Nota-se que esse sentimento de melancolia nostálgica se faz presente em alguns outros momentos, especialmente nas missões secundárias. Um deles, por exemplo, consiste em Goku tendo que lidar com um fã do antigo Rei Demônio, um passado que o próprio Piccolo deixou para trás. Adicionalmente, é sempre muito bacana ver a reunião do elenco de Dragon Ball Z depois que todos eles seguiram suas vidas, cada um para o seu lado.
O humor também está muito bem regulado e realmente evoca ao que o Toriyama costuma fazer durante seus momentos mais descontraídos. Isso se torna evidente em uma sidequest em que o Mestre Kame pede ajuda a Goten e Trunks (agora adolescentes, deixando isso bem claro) com a promessa de que eles receberiam um tesouro como recompensa, solicitação que eles prontamente acatam na expectativa de que, conhecendo o velho tarado, tal tesouro consistiria em revistas de sacanagem impróprias para menores.
Apesar de conseguir provocar a sensação de dever cumprido ao finalmente completar, de uma vez por todas, um título tão robusto como é o caso de Dragon Ball Z: Kakarot, o DLC Goku’s Next Journey ainda é uma atualização que pouco complementa a nível mecânico, simplesmente amarrando os nós em uma conclusão que, apesar de tudo, faz parte da história principal. É uma situação específica que faz com que este pacote seja essencial para uma conclusão definitiva do jogo base, mas que individualmente seja esquelético demais para demonstrar alguma utilidade.
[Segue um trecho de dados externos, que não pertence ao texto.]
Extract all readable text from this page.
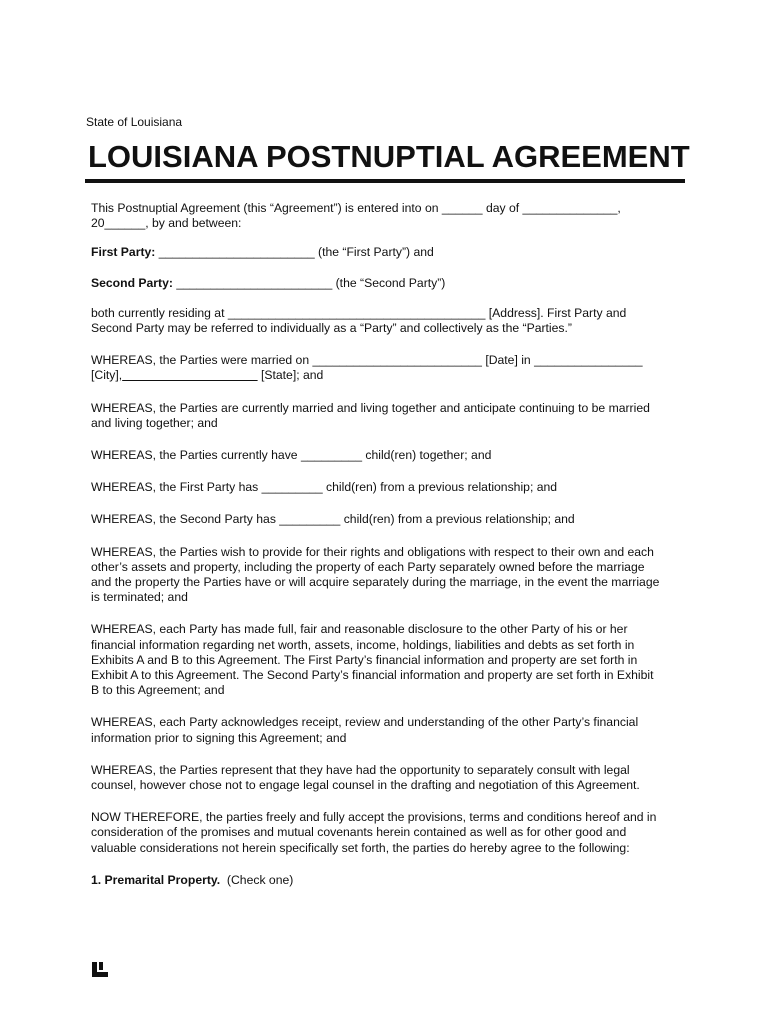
State of Louisiana
LOUISIANA POSTNUPTIAL AGREEMENT
This Postnuptial Agreement (this “Agreement”) is entered into on ______ day of ______________,
20______, by and between:
First Party: _______________________ (the “First Party”) and
Second Party: _______________________ (the “Second Party”)
both currently residing at ______________________________________ [Address]. First Party and
Second Party may be referred to individually as a “Party” and collectively as the “Parties.”
WHEREAS, the Parties were married on _________________________ [Date] in ________________
[City],	[State]; and
WHEREAS, the Parties are currently married and living together and anticipate continuing to be married
and living together; and
WHEREAS, the Parties currently have _________ child(ren) together; and
WHEREAS, the First Party has _________ child(ren) from a previous relationship; and
WHEREAS, the Second Party has _________ child(ren) from a previous relationship; and
WHEREAS, the Parties wish to provide for their rights and obligations with respect to their own and each
other’s assets and property, including the property of each Party separately owned before the marriage
and the property the Parties have or will acquire separately during the marriage, in the event the marriage
is terminated; and
WHEREAS, each Party has made full, fair and reasonable disclosure to the other Party of his or her
financial information regarding net worth, assets, income, holdings, liabilities and debts as set forth in
Exhibits A and B to this Agreement. The First Party’s financial information and property are set forth in
Exhibit A to this Agreement. The Second Party’s financial information and property are set forth in Exhibit
B to this Agreement; and
WHEREAS, each Party acknowledges receipt, review and understanding of the other Party’s financial
information prior to signing this Agreement; and
WHEREAS, the Parties represent that they have had the opportunity to separately consult with legal
counsel, however chose not to engage legal counsel in the drafting and negotiation of this Agreement.
NOW THEREFORE, the parties freely and fully accept the provisions, terms and conditions hereof and in
consideration of the promises and mutual covenants herein contained as well as for other good and
valuable considerations not herein specifically set forth, the parties do hereby agree to the following:
1. Premarital Property.  (Check one)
É claro que, a essa altura do campeonato, fica difícil inventar moda, mas é nosso dever analisar algo que não deixa de ser um produto e precisa justificar a sua existência como um pacote isolado. A sorte é que o 23rd World Tournament e o Bardock: Alone Against Fate conseguem sustentar o peso bruto do passe de temporada por si só.
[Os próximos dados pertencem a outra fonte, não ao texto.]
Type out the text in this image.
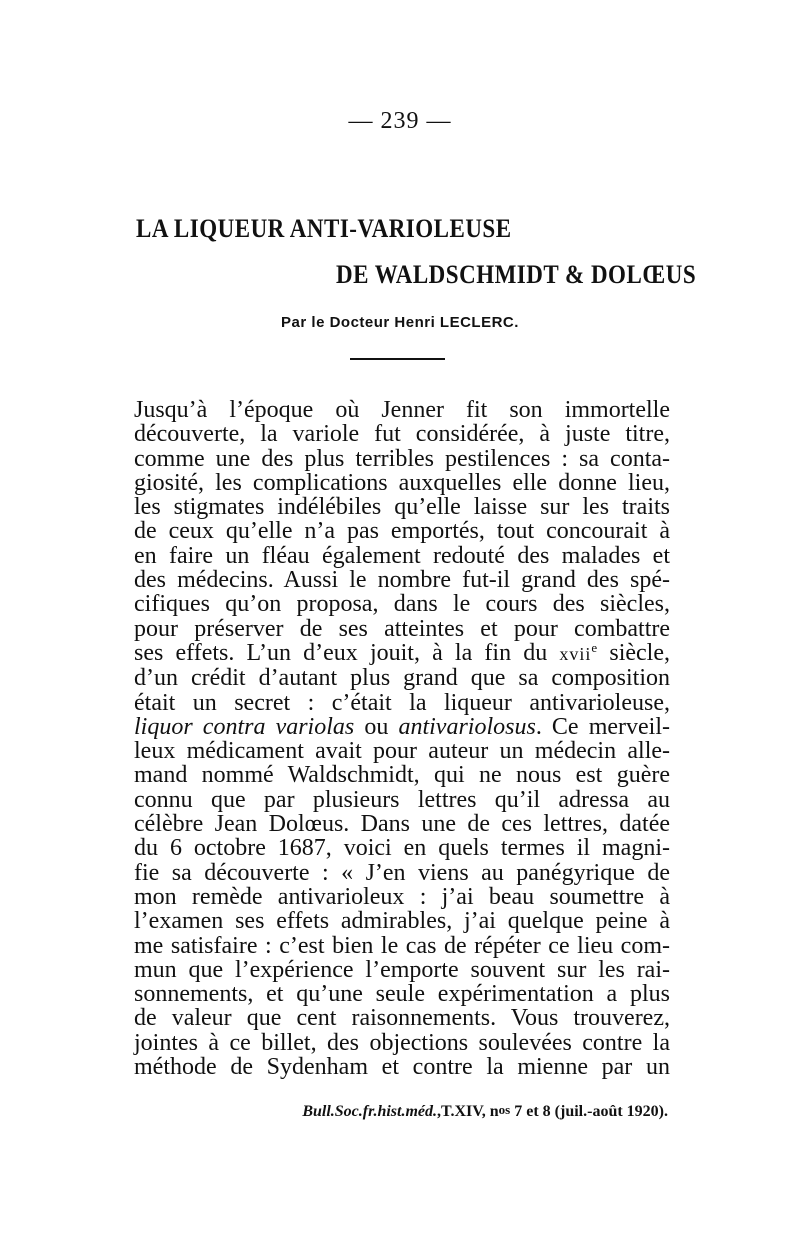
— 239 —
LA LIQUEUR ANTI-VARIOLEUSE
DE WALDSCHMIDT & DOLŒUS
Par le Docteur Henri LECLERC.
Jusqu’à l’époque où Jenner fit son immortelle
découverte, la variole fut considérée, à juste titre,
comme une des plus terribles pestilences : sa conta-
giosité, les complications auxquelles elle donne lieu,
les stigmates indélébiles qu’elle laisse sur les traits
de ceux qu’elle n’a pas emportés, tout concourait à
en faire un fléau également redouté des malades et
des médecins. Aussi le nombre fut-il grand des spé-
cifiques qu’on proposa, dans le cours des siècles,
pour préserver de ses atteintes et pour combattre
ses effets. L’un d’eux jouit, à la fin du xvii$^e$ siècle,
d’un crédit d’autant plus grand que sa composition
était un secret : c’était la liqueur antivarioleuse,
liquor contra variolas ou antivariolosus. Ce merveil-
leux médicament avait pour auteur un médecin alle-
mand nommé Waldschmidt, qui ne nous est guère
connu que par plusieurs lettres qu’il adressa au
célèbre Jean Dolœus. Dans une de ces lettres, datée
du 6 octobre 1687, voici en quels termes il magni-
fie sa découverte : « J’en viens au panégyrique de
mon remède antivarioleux : j’ai beau soumettre à
l’examen ses effets admirables, j’ai quelque peine à
me satisfaire : c’est bien le cas de répéter ce lieu com-
mun que l’expérience l’emporte souvent sur les rai-
sonnements, et qu’une seule expérimentation a plus
de valeur que cent raisonnements. Vous trouverez,
jointes à ce billet, des objections soulevées contre la
méthode de Sydenham et contre la mienne par un
Bull.Soc.fr.hist.méd.,T.XIV, $n^{os}$ 7 et 8 (juil.-août 1920).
Sai daí magnífico poder agora
Embora consiga trazer um sentimento bem satisfatório de conclusão narrativa para Dragon Ball Z: Kakarot, Goku’s Next Journey não oferece um pacote muito robusto no que diz respeito a conteúdo de jogabilidade bruta, relegando-se mais a essa função de finalmente dar por encerrada esta incrível e definitiva releitura da aventura de Goku nos videogames. Em tal aspecto, ele é como uma lua. O astro responsável por trazer à tona o poder oculto dos saiyajins não carrega luz própria, mas sua existência é imprescindível para a manutenção de todo o ecossistema ao qual ele pertence.
Prós
- Controlar a Pan é uma graça;
- Missões secundárias ainda têm seu charme;
- O fanservice final da luta contra o Vegeta traz a sensação definitiva de trabalho concluído;
- Consolida a posição de Dragon Ball Z: Kakarot como a melhor releitura, a nível narrativo, da obra de Akira Toriyama.
Contras
- Superficial demais a nível mecânico;
- Apesar de tudo, o epílogo conhecido como End of Z ainda é parte da história principal.
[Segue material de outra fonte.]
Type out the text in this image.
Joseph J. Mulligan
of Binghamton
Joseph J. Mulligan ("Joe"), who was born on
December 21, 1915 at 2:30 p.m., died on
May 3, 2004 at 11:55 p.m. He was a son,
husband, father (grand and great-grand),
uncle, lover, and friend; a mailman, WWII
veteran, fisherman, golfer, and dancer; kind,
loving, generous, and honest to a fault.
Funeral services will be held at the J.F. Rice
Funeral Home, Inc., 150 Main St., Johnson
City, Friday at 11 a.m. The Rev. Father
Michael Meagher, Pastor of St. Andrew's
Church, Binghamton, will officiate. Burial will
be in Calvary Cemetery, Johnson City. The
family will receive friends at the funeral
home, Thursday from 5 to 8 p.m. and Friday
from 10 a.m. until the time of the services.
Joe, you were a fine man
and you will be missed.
Dragon Ball Z: Kakarot – Goku’s Next Journey — Multi — Nota: 7.0Versão utilizada para análise: PS4
Nota do Autor: É uma coincidência triste que a produção final da minha cobertura de quatro anos de Dragon Ball Z: Kakarot estivesse já pronta e agendada para ser publicada logo no dia em que seria divulgada a notícia do falecimento do mestre Toriyama. Em respeito, não foi movida uma vírgula do texto já redigido anteriormente. Ainda assim, chega a ser simbólico que a situação tenha batido com este epílogo, que mostra Goku ficando para trás e passando o bastão para uma próxima geração. Com isso, Goku’s Next Journey continua sendo o laço que enfeita o embrulho de presente que é aquela que eu considero a releitura definitiva da saga Z nos games — e a melhor forma de aproveitar esse legado é jogando-a.